The regulator said experience in other jurisdictions showed that Credit Bureaus needed a minimum of 250,000 inquiries annually to be sustainable, a relatively high number for the Bahamas with its estimated 350,000-strong population.
“Based on the operating experience of existing Credit bureaus, a sustainable operation needs in excess of 250,000 credit inquiries per annum,” the Central Bank said.
“Otherwise, the cost of capital is too high, and the subsequent cost of individual credit reports prohibitively expensive.”
As a result, the World Bank’s International Finance Corporation (IFC) had recommended that the Bahamas employ an ‘offshore model’ for its Credit Bureau “where an existing service provider would leverage its existing systems outside the Bahamas to serve the Bahamian market”.
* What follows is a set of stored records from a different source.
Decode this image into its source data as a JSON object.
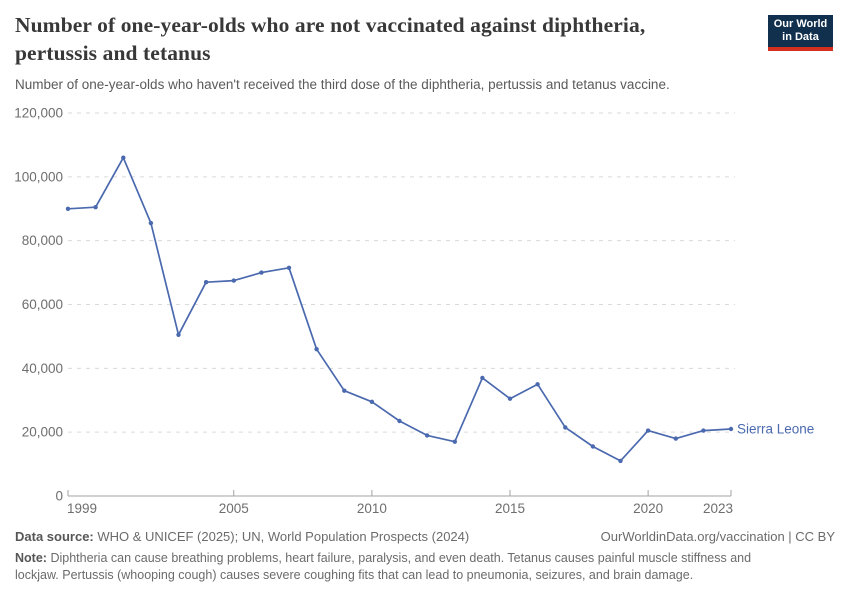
{
  "header": {
    "title": "Number of one-year-olds who are not vaccinated against diphtheria, pertussis and tetanus",
    "subtitle": "Number of one-year-olds who haven't received the third dose of the diphtheria, pertussis and tetanus vaccine.",
    "logo_line1": "Our World",
    "logo_line2": "in Data"
  },
  "colors": {
    "series_line": "#4A69AE",
    "gridline": "#dadada",
    "axis": "#a3a3a3",
    "tick_text": "#6e6e6e",
    "logo_bg": "#10304e",
    "logo_accent": "#d5301f"
  },
  "chart_data": {
    "type": "line",
    "title": "Number of one-year-olds who are not vaccinated against diphtheria, pertussis and tetanus",
    "xlabel": "",
    "ylabel": "",
    "xlim": [
      1999,
      2023
    ],
    "ylim": [
      0,
      120000
    ],
    "grid": "horizontal-dashed",
    "legend_position": "end-of-line",
    "x_ticks": [
      1999,
      2005,
      2010,
      2015,
      2020,
      2023
    ],
    "y_ticks": [
      0,
      20000,
      40000,
      60000,
      80000,
      100000,
      120000
    ],
    "y_tick_labels": [
      "0",
      "20,000",
      "40,000",
      "60,000",
      "80,000",
      "100,000",
      "120,000"
    ],
    "series": [
      {
        "name": "Sierra Leone",
        "color": "#4A69AE",
        "x": [
          1999,
          2000,
          2001,
          2002,
          2003,
          2004,
          2005,
          2006,
          2007,
          2008,
          2009,
          2010,
          2011,
          2012,
          2013,
          2014,
          2015,
          2016,
          2017,
          2018,
          2019,
          2020,
          2021,
          2022,
          2023
        ],
        "values": [
          90000,
          90500,
          106000,
          85500,
          50500,
          67000,
          67500,
          70000,
          71500,
          46000,
          33000,
          29500,
          23500,
          19000,
          17000,
          37000,
          30500,
          35000,
          21500,
          15500,
          11000,
          20500,
          18000,
          20500,
          21000
        ]
      }
    ]
  },
  "footer": {
    "datasource_label": "Data source:",
    "datasource": "WHO & UNICEF (2025); UN, World Population Prospects (2024)",
    "link": "OurWorldinData.org/vaccination | CC BY",
    "note_label": "Note:",
    "note": "Diphtheria can cause breathing problems, heart failure, paralysis, and even death. Tetanus causes painful muscle stiffness and lockjaw. Pertussis (whooping cough) causes severe coughing fits that can lead to pneumonia, seizures, and brain damage."
  }
}
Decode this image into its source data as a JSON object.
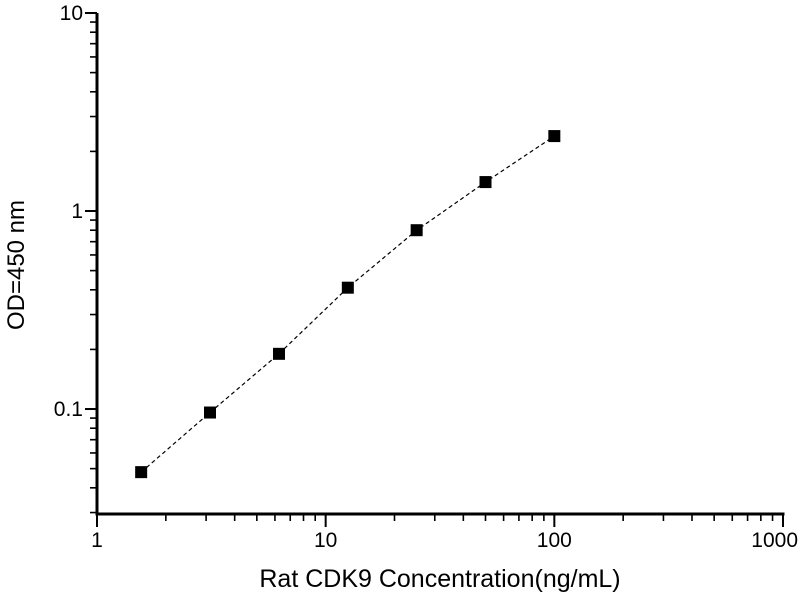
{
  "chart_data": {
    "type": "line",
    "title": "",
    "xlabel": "Rat CDK9 Concentration(ng/mL)",
    "ylabel": "OD=450 nm",
    "xscale": "log",
    "yscale": "log",
    "xlim": [
      1,
      1000
    ],
    "ylim": [
      0.0295,
      10
    ],
    "grid": false,
    "legend": null,
    "x_ticks": [
      {
        "value": 1,
        "label": "1"
      },
      {
        "value": 10,
        "label": "10"
      },
      {
        "value": 100,
        "label": "100"
      },
      {
        "value": 1000,
        "label": "1000"
      }
    ],
    "y_ticks": [
      {
        "value": 10,
        "label": "10"
      },
      {
        "value": 1,
        "label": "1"
      },
      {
        "value": 0.1,
        "label": "0.1"
      }
    ],
    "series": [
      {
        "marker": "filled-square",
        "marker_size": 12,
        "line_style": "dashed",
        "color": "#000000",
        "points": [
          {
            "x": 1.56,
            "y": 0.048
          },
          {
            "x": 3.12,
            "y": 0.096
          },
          {
            "x": 6.25,
            "y": 0.19
          },
          {
            "x": 12.5,
            "y": 0.41
          },
          {
            "x": 25,
            "y": 0.8
          },
          {
            "x": 50,
            "y": 1.4
          },
          {
            "x": 100,
            "y": 2.39
          }
        ]
      }
    ]
  },
  "colors": {
    "foreground": "#000000",
    "background": "#ffffff"
  }
}
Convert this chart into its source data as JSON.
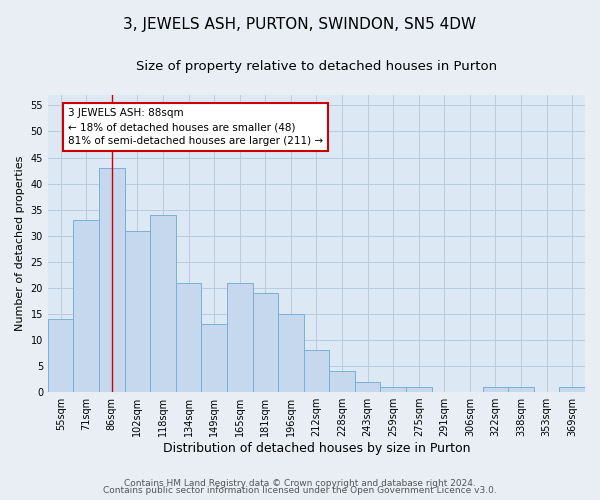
{
  "title": "3, JEWELS ASH, PURTON, SWINDON, SN5 4DW",
  "subtitle": "Size of property relative to detached houses in Purton",
  "xlabel": "Distribution of detached houses by size in Purton",
  "ylabel": "Number of detached properties",
  "categories": [
    "55sqm",
    "71sqm",
    "86sqm",
    "102sqm",
    "118sqm",
    "134sqm",
    "149sqm",
    "165sqm",
    "181sqm",
    "196sqm",
    "212sqm",
    "228sqm",
    "243sqm",
    "259sqm",
    "275sqm",
    "291sqm",
    "306sqm",
    "322sqm",
    "338sqm",
    "353sqm",
    "369sqm"
  ],
  "values": [
    14,
    33,
    43,
    31,
    34,
    21,
    13,
    21,
    19,
    15,
    8,
    4,
    2,
    1,
    1,
    0,
    0,
    1,
    1,
    0,
    1
  ],
  "bar_color": "#c5d8ed",
  "bar_edge_color": "#7aafd4",
  "bar_linewidth": 0.7,
  "vline_index": 2,
  "vline_color": "#cc0000",
  "annotation_text": "3 JEWELS ASH: 88sqm\n← 18% of detached houses are smaller (48)\n81% of semi-detached houses are larger (211) →",
  "annotation_box_color": "#ffffff",
  "annotation_border_color": "#cc0000",
  "ylim": [
    0,
    57
  ],
  "yticks": [
    0,
    5,
    10,
    15,
    20,
    25,
    30,
    35,
    40,
    45,
    50,
    55
  ],
  "grid_color": "#b8ccdd",
  "plot_bg_color": "#dce9f5",
  "fig_bg_color": "#e8eef4",
  "footer_line1": "Contains HM Land Registry data © Crown copyright and database right 2024.",
  "footer_line2": "Contains public sector information licensed under the Open Government Licence v3.0.",
  "title_fontsize": 11,
  "subtitle_fontsize": 9.5,
  "xlabel_fontsize": 9,
  "ylabel_fontsize": 8,
  "tick_fontsize": 7,
  "footer_fontsize": 6.5,
  "annot_fontsize": 7.5
}
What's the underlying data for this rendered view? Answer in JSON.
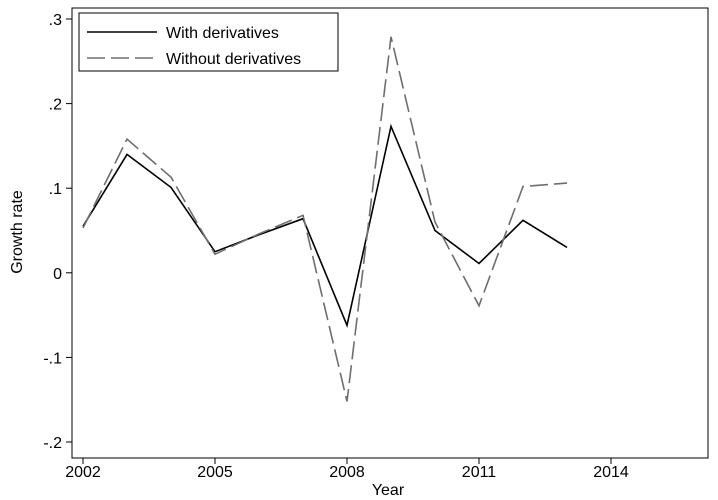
{
  "chart_data": {
    "type": "line",
    "title": "",
    "xlabel": "Year",
    "ylabel": "Growth rate",
    "xlim": [
      2002,
      2014
    ],
    "ylim": [
      -0.2,
      0.3
    ],
    "grid": false,
    "legend_position": "top-left",
    "x_ticks": [
      {
        "value": 2002,
        "label": "2002"
      },
      {
        "value": 2005,
        "label": "2005"
      },
      {
        "value": 2008,
        "label": "2008"
      },
      {
        "value": 2011,
        "label": "2011"
      },
      {
        "value": 2014,
        "label": "2014"
      }
    ],
    "y_ticks": [
      {
        "value": -0.2,
        "label": "-.2"
      },
      {
        "value": -0.1,
        "label": "-.1"
      },
      {
        "value": 0,
        "label": "0"
      },
      {
        "value": 0.1,
        "label": ".1"
      },
      {
        "value": 0.2,
        "label": ".2"
      },
      {
        "value": 0.3,
        "label": ".3"
      }
    ],
    "x": [
      2002,
      2003,
      2004,
      2005,
      2006,
      2007,
      2008,
      2009,
      2010,
      2011,
      2012,
      2013
    ],
    "series": [
      {
        "name": "With derivatives",
        "color": "#000000",
        "style": "solid",
        "values": [
          0.055,
          0.14,
          0.101,
          0.025,
          0.045,
          0.064,
          -0.062,
          0.173,
          0.05,
          0.011,
          0.062,
          0.03
        ]
      },
      {
        "name": "Without derivatives",
        "color": "#6e6e6e",
        "style": "dashed",
        "values": [
          0.053,
          0.158,
          0.113,
          0.022,
          0.046,
          0.068,
          -0.152,
          0.279,
          0.06,
          -0.039,
          0.102,
          0.106
        ]
      }
    ]
  }
}
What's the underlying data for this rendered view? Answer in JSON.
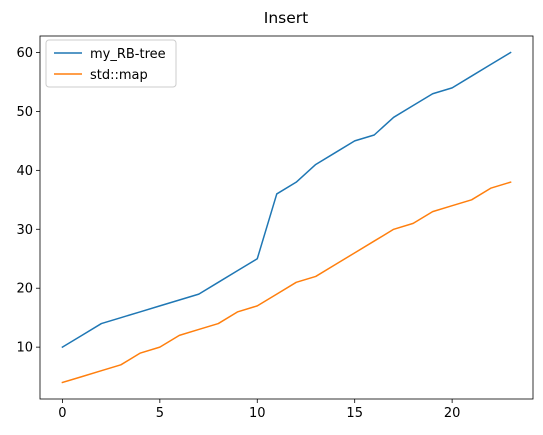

The CBA said it knew that the Credit Reporting Bill 2014 and Credit Reporting Regulations 2014 will call for additional reporting requirements.
The Credit Bureau provider will be selected via a Request for Proposal, with the Central Bank responsible for both its licensing and regulation.
Banks, insurance companies, financial and corporate services providers, credit unions, the Bahamas Mortgage Corporation and other mortgage lenders will be required by law to provide information on their borrowers to the Credit Bureau, the Central Bank said.
It did not mention whether web shops, which have built up a mortgage/loan portfolio said by some sources to be worth $100 million, would have to report to the Credit Bureau.
But the Central Bank is keeping its options open elsewhere, saying it “may require” other credit providers and utilities, such as the Bahamas Telecommunications Company (BTC), Cable Bahamas, the Bahamas Electricity Corporation (BEC), the Water & Sewerage Corporation, plus retailers who sell on hire purchase; the National Insurance Board (NIB) and the Companies Registry to supply client details.
The Bills “afford consumers rights” when it comes to data protection and privacy, while a National Credit Reporting Review Commission will be created to hear consumer appeals and review the Credit Bureau’s actions.
Among the information provided by a lender to the Credit Bureau is the nature and amount of the loans granted to a borrower; the security taken for them; nature of any guarantees; and any information on the borrower’s income, creditworthiness and financial transaction history.
It is unclear, though, from the explanatory notes, how far back the Credit Bureau will go, in terms of borrowers’ histories, when it comes to obtaining initial set-up information.